Hello,
Sorry for the very basic-level question. I am trying to run some python code on a shared cluster. I have to submit jobs thorugh a .sh script that generally looks something like:
#!/bin/bash
#$ -cwd
#$ -j y
#$ -pe smp 8 # Request cores (8 per GPU)
#$ -l h_vmem=7.5G # Request RAM (7.5GB per core)
#$ -l h_rt=240:0:0 # Max 1hr runtime (can request up to 240hr)

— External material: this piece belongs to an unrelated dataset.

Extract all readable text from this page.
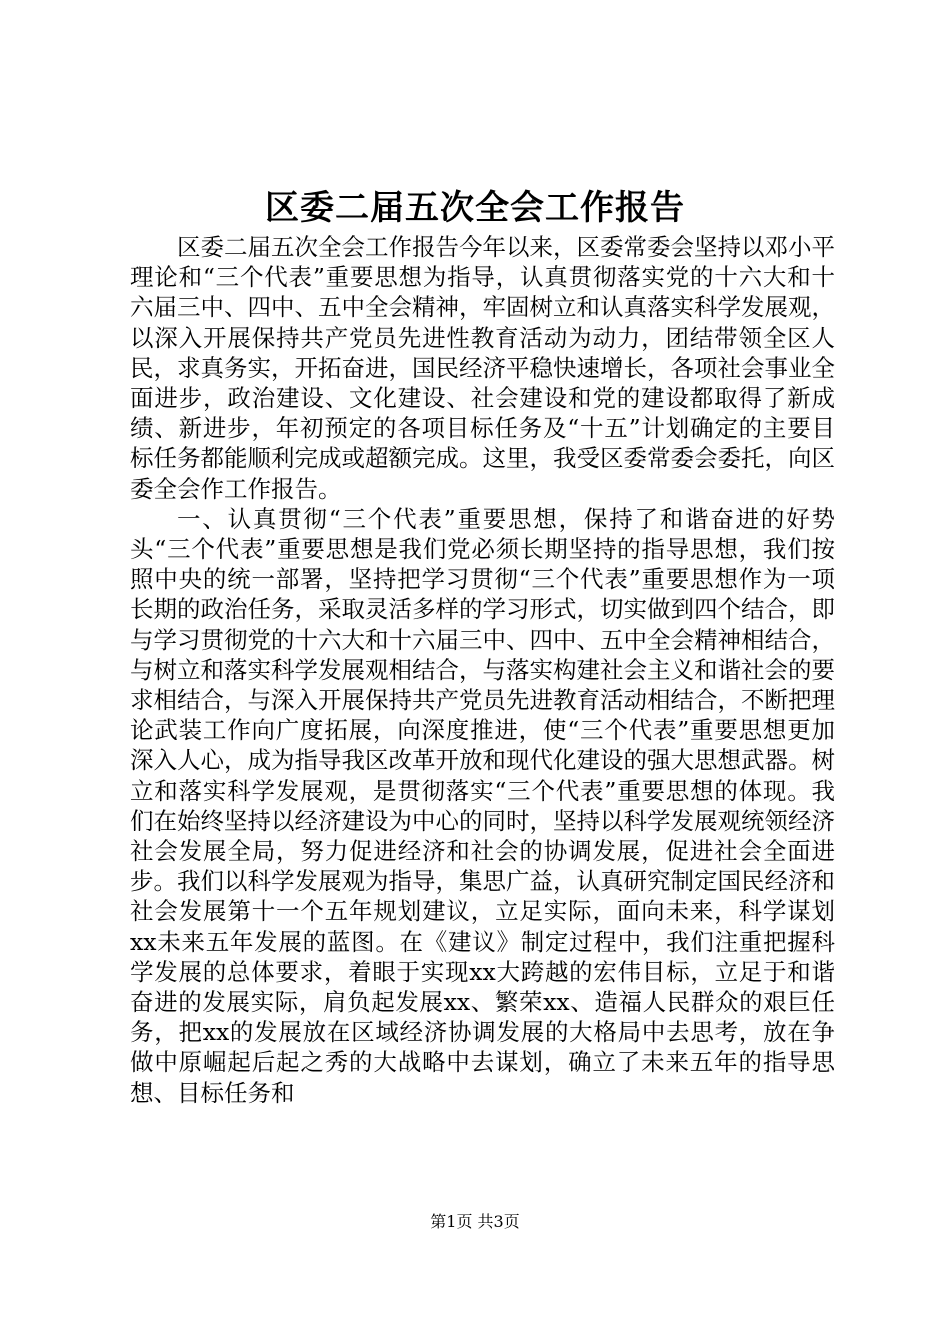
区委二届五次全会工作报告

区委二届五次全会工作报告今年以来，区委常委会坚持以邓小平理论和“三个代表”重要思想为指导，认真贯彻落实党的十六大和十六届三中、四中、五中全会精神，牢固树立和认真落实科学发展观，以深入开展保持共产党员先进性教育活动为动力，团结带领全区人民，求真务实，开拓奋进，国民经济平稳快速增长，各项社会事业全面进步，政治建设、文化建设、社会建设和党的建设都取得了新成绩、新进步，年初预定的各项目标任务及“十五”计划确定的主要目标任务都能顺利完成或超额完成。这里，我受区委常委会委托，向区委全会作工作报告。

一、认真贯彻“三个代表”重要思想，保持了和谐奋进的好势头“三个代表”重要思想是我们党必须长期坚持的指导思想，我们按照中央的统一部署，坚持把学习贯彻“三个代表”重要思想作为一项长期的政治任务，采取灵活多样的学习形式，切实做到四个结合，即与学习贯彻党的十六大和十六届三中、四中、五中全会精神相结合，与树立和落实科学发展观相结合，与落实构建社会主义和谐社会的要求相结合，与深入开展保持共产党员先进教育活动相结合，不断把理论武装工作向广度拓展，向深度推进，使“三个代表”重要思想更加深入人心，成为指导我区改革开放和现代化建设的强大思想武器。树立和落实科学发展观，是贯彻落实“三个代表”重要思想的体现。我们在始终坚持以经济建设为中心的同时，坚持以科学发展观统领经济社会发展全局，努力促进经济和社会的协调发展，促进社会全面进步。我们以科学发展观为指导，集思广益，认真研究制定国民经济和社会发展第十一个五年规划建议，立足实际，面向未来，科学谋划xx未来五年发展的蓝图。在《建议》制定过程中，我们注重把握科学发展的总体要求，着眼于实现xx大跨越的宏伟目标，立足于和谐奋进的发展实际，肩负起发展xx、繁荣xx、造福人民群众的艰巨任务，把xx的发展放在区域经济协调发展的大格局中去思考，放在争做中原崛起后起之秀的大战略中去谋划，确立了未来五年的指导思想、目标任务和

第1页 共3页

#$ -m bea # Send email on begin, end, abort
#$ -l gpu=1 # Request 1 GPU
#$ -N baselineResNet18 # Name for the job
#$ -l gpu_type=volta
# Load the necessary modules
module load python
module load cudnn/8.1.1-cuda11
# Load the virtualenv
source ~/torchgpu/bin/activate
python main.py --arg1 arg1 --arg2 arg2
Now I’ve replaced the last line with
guild run main.py arg1=arg1 arg2=arg2
However, the job will end at the “Continue? (Y/n)” step, since there is no way of interacting at that point. The log literally looks like this:
Variable OMP_NUM_THREADS has been set to 8
Loading cudnn/8.1.1-cuda11
Loading requirement: cuda/11.0.3
Refreshing flags...
You are about to run main.py
batch_size: 8
data_dir: /data/home/mypath
evaluation_dataset: val
evaluation_epoch: 4
feature_extract: yes
learning_rate: 0.001
mode: train
model_name: resnet
model_output_path: /data/home/myoutputpath
num_classes: 2
num_epochs: 400
save_interval: 4
Continue? (Y/n)
How shall I deal with this?